Informing the transplant team of issues is mentioned in the above sections often, however it is extremely important to remember that the transplant team are the professionals and they are available to help the patient and family through the transplant process before and after the transplant surgery. It is imperative the transplant team be aware if the patient is not taking their medication, paying their insurance premiums, etc. You may feel like a “tattle-tale” by telling the transplant team, but if there is a chance of transplant rejection due to non-compliance then the transplant team must be aware of the situation. To avoid the patient from being surprised or feeling betrayed that you spoke with the transplant team, it may be beneficial to inform the patient prior that you will be contacting the transplant team about the compliance issues. For instance, one way to inform the patient is to tell them you are extremely worried about their health and there are things you cannot help with on your own and you need the assistance from professionals like the transplant team. You can also tell the patient that the transplant team knows many more resources to address the issue and it is important they are contacted. Another option is to offer to the patient that you talk to the transplant team together about the issues that are causing the non-compliance, or that the patient talk to the transplant team about the issues themselves. This may help the patient feel as though you are all on the same team and you are working together. The patient may still be upset with you for talking to the transplant team, but if it means the organ is going to fail and the patient potentially be hospitalized or die, it is more important for the transplant team to be informed.

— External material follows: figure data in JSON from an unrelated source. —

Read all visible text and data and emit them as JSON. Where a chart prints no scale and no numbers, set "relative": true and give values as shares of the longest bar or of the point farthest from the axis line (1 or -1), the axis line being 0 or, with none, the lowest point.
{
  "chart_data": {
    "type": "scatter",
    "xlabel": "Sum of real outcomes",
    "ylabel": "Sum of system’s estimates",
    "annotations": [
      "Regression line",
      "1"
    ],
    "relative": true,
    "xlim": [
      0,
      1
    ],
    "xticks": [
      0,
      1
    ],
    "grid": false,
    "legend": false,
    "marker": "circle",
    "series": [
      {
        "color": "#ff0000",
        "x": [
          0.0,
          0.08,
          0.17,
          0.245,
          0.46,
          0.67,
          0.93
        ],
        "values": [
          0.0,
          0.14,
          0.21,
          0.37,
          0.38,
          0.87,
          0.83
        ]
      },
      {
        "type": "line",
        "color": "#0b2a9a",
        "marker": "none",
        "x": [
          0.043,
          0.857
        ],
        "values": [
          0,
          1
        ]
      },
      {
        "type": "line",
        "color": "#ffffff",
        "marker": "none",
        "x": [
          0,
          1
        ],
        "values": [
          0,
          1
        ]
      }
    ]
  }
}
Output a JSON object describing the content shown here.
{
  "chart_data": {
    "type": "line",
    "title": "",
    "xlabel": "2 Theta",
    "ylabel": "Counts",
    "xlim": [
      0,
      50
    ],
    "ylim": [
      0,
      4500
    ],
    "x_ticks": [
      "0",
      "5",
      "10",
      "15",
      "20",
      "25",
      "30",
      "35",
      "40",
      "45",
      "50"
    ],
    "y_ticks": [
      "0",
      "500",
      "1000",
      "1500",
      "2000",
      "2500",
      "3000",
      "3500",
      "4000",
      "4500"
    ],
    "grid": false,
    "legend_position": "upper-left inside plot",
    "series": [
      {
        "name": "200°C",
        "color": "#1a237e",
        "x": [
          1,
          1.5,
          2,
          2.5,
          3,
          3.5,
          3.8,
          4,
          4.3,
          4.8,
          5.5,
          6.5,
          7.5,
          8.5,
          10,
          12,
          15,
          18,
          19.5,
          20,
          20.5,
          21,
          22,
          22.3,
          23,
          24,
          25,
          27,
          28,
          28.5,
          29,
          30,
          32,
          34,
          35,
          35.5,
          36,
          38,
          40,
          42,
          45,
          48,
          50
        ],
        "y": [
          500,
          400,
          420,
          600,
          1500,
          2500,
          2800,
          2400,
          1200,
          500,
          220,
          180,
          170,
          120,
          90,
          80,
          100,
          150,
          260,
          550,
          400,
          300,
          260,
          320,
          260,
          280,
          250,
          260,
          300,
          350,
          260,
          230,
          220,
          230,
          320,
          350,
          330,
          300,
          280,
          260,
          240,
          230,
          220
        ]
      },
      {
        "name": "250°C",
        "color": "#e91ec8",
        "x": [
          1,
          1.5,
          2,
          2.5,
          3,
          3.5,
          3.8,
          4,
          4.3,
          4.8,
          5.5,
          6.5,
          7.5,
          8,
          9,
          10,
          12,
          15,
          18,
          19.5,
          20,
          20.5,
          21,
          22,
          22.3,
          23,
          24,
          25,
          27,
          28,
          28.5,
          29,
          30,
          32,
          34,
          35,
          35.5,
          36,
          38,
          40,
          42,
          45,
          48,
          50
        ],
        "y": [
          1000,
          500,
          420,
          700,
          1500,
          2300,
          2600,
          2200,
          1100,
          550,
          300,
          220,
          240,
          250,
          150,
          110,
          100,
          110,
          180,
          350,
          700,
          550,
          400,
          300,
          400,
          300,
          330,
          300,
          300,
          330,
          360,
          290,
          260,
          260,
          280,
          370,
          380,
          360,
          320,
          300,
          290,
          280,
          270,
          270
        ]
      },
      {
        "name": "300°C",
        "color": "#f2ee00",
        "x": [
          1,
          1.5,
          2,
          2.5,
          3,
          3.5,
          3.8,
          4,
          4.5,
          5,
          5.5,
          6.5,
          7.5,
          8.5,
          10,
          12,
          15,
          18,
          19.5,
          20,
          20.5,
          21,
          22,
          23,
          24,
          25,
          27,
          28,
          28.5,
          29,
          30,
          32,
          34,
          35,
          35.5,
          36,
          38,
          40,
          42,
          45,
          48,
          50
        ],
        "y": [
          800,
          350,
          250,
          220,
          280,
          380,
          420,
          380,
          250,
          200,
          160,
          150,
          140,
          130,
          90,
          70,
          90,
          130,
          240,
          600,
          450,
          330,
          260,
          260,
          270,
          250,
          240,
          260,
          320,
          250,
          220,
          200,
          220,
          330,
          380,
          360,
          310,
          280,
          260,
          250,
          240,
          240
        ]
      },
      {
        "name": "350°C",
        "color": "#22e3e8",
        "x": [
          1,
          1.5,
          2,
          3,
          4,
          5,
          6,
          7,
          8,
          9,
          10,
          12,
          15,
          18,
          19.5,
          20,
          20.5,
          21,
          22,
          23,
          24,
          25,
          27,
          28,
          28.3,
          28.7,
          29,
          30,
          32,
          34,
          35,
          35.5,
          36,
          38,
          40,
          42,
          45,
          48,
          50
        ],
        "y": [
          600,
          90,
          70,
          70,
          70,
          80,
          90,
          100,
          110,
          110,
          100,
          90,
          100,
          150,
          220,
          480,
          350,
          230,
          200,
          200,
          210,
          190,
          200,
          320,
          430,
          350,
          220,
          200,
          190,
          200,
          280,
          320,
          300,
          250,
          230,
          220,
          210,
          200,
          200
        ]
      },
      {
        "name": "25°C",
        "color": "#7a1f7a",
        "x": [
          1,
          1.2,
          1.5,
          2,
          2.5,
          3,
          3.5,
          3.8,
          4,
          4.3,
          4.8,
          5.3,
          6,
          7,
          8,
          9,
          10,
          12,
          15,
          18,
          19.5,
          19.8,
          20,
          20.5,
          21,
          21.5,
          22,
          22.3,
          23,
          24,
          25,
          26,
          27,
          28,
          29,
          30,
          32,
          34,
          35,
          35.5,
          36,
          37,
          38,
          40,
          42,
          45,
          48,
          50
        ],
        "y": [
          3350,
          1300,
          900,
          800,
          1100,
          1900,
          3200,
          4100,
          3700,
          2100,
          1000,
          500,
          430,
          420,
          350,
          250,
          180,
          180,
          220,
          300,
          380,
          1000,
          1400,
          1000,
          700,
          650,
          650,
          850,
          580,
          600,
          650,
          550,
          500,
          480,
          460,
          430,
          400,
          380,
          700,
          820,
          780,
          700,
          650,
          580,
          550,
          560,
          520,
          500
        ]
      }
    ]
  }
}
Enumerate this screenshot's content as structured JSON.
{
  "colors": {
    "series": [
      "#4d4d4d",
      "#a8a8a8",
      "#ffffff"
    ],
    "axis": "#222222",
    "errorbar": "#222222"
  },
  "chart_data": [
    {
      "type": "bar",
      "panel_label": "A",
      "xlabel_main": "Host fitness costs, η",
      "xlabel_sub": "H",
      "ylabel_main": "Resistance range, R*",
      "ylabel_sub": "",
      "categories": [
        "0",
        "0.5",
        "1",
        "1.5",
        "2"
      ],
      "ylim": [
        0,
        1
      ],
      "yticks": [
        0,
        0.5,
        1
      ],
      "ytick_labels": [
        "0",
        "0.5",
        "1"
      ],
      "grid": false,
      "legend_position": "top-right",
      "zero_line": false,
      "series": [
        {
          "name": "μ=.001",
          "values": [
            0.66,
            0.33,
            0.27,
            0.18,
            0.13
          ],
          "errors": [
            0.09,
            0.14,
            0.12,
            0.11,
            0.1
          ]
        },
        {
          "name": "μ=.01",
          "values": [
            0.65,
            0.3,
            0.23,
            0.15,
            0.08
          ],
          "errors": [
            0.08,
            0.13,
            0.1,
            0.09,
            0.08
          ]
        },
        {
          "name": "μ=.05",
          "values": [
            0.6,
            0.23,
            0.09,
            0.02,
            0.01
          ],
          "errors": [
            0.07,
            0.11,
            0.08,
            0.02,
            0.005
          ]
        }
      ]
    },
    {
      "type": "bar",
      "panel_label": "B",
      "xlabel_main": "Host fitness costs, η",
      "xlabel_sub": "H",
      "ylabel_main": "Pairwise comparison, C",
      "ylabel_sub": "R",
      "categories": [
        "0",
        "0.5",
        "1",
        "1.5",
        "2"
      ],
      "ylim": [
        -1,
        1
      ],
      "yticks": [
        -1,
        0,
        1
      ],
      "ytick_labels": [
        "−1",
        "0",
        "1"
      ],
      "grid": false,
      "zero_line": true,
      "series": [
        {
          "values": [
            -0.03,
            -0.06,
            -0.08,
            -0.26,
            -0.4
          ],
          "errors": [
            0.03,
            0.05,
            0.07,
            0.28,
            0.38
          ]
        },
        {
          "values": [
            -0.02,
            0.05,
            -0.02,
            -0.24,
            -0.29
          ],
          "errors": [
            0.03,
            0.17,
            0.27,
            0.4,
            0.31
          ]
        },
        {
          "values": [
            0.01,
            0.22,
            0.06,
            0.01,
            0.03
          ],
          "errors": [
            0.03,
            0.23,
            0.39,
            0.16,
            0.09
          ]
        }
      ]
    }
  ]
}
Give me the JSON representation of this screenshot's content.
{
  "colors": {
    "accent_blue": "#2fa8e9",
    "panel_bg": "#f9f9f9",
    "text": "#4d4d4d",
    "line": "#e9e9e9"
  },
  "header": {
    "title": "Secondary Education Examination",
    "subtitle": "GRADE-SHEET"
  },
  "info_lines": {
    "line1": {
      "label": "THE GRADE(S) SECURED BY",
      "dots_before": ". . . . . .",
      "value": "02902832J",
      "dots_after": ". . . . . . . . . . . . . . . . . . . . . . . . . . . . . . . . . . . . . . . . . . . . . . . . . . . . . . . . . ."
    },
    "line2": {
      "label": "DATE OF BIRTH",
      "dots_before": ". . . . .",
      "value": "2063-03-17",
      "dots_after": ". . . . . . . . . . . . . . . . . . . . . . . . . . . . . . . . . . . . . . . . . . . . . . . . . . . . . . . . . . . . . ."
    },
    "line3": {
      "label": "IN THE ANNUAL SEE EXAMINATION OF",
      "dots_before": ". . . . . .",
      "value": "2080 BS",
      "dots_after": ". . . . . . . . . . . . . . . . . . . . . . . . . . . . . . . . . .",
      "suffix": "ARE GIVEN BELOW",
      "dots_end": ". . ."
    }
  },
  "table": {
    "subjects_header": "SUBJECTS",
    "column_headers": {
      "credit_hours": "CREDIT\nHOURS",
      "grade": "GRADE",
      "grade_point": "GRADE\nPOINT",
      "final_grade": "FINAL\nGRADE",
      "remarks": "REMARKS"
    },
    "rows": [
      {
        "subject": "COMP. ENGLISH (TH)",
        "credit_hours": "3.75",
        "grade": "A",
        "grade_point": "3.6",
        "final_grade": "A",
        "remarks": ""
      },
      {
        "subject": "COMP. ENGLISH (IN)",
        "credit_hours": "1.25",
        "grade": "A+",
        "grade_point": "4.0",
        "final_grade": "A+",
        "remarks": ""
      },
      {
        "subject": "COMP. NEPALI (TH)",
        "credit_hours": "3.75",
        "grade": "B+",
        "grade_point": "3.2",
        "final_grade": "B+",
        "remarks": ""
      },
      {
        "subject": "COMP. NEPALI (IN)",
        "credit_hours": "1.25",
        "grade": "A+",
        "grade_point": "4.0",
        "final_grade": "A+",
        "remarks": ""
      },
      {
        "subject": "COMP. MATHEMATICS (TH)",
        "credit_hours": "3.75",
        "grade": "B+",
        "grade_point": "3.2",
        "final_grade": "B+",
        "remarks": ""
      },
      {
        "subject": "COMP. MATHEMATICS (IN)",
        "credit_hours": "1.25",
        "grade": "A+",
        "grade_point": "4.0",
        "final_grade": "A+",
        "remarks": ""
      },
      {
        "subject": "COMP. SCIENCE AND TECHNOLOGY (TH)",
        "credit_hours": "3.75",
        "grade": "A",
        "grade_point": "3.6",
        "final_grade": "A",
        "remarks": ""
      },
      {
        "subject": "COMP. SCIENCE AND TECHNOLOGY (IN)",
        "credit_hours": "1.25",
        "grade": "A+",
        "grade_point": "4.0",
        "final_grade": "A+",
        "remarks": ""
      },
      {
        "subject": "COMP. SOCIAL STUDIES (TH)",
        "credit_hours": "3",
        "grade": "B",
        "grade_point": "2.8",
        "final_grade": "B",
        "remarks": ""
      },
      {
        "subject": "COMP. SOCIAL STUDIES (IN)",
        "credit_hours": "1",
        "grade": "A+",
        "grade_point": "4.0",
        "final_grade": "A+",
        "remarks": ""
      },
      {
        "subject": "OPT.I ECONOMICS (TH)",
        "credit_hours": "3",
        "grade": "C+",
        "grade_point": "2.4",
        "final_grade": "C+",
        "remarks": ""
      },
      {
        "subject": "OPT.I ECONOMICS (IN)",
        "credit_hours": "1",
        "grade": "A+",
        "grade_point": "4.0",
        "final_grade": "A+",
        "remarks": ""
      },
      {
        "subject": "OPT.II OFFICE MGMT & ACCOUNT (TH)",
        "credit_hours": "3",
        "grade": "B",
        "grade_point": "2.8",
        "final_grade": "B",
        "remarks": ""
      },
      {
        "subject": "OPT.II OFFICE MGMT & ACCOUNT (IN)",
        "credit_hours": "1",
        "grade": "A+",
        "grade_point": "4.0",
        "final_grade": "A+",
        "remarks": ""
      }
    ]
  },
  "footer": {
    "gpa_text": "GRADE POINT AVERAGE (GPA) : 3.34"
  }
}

  1. Beck, D.E., Fennell, R.S., Yost, R.L., Robinson, J.D., Geary, D., Richards, G.A., et al. (1980). Evaluation of an educational program on compliance with medication regimens in pediatric patients with renal transplants. Journal of Pediatrics, 96, 1094-1097.
  2. Dew, M.A., Kormos, R.L., Roth, L.H., Murali, S., DiMartini, A., Griffith, B.P. (1999). Early post-transplant medical compliance and mental health predict physical morbidity and mortality one to three years after heart transplantation. The Journal of Heart and Lung transplantation, 18, 549-562.
  3. Harper, R.G., Wager, J., Chacko, R.C. (2010). Psychosocial factors in noncompliance during liver transplant selection. Journal of Clinical Psychology in Medical Setting, 17, 71-76.
  4. Roter, D.L., Hall, J.A., Merisca, R, Nordstrom, B., Cretin, D., & Svarstad, B. (1998). Effectiveness of interventions to improve patient compliance: A meta-analysis. Medical Care, 36, 1138-1161.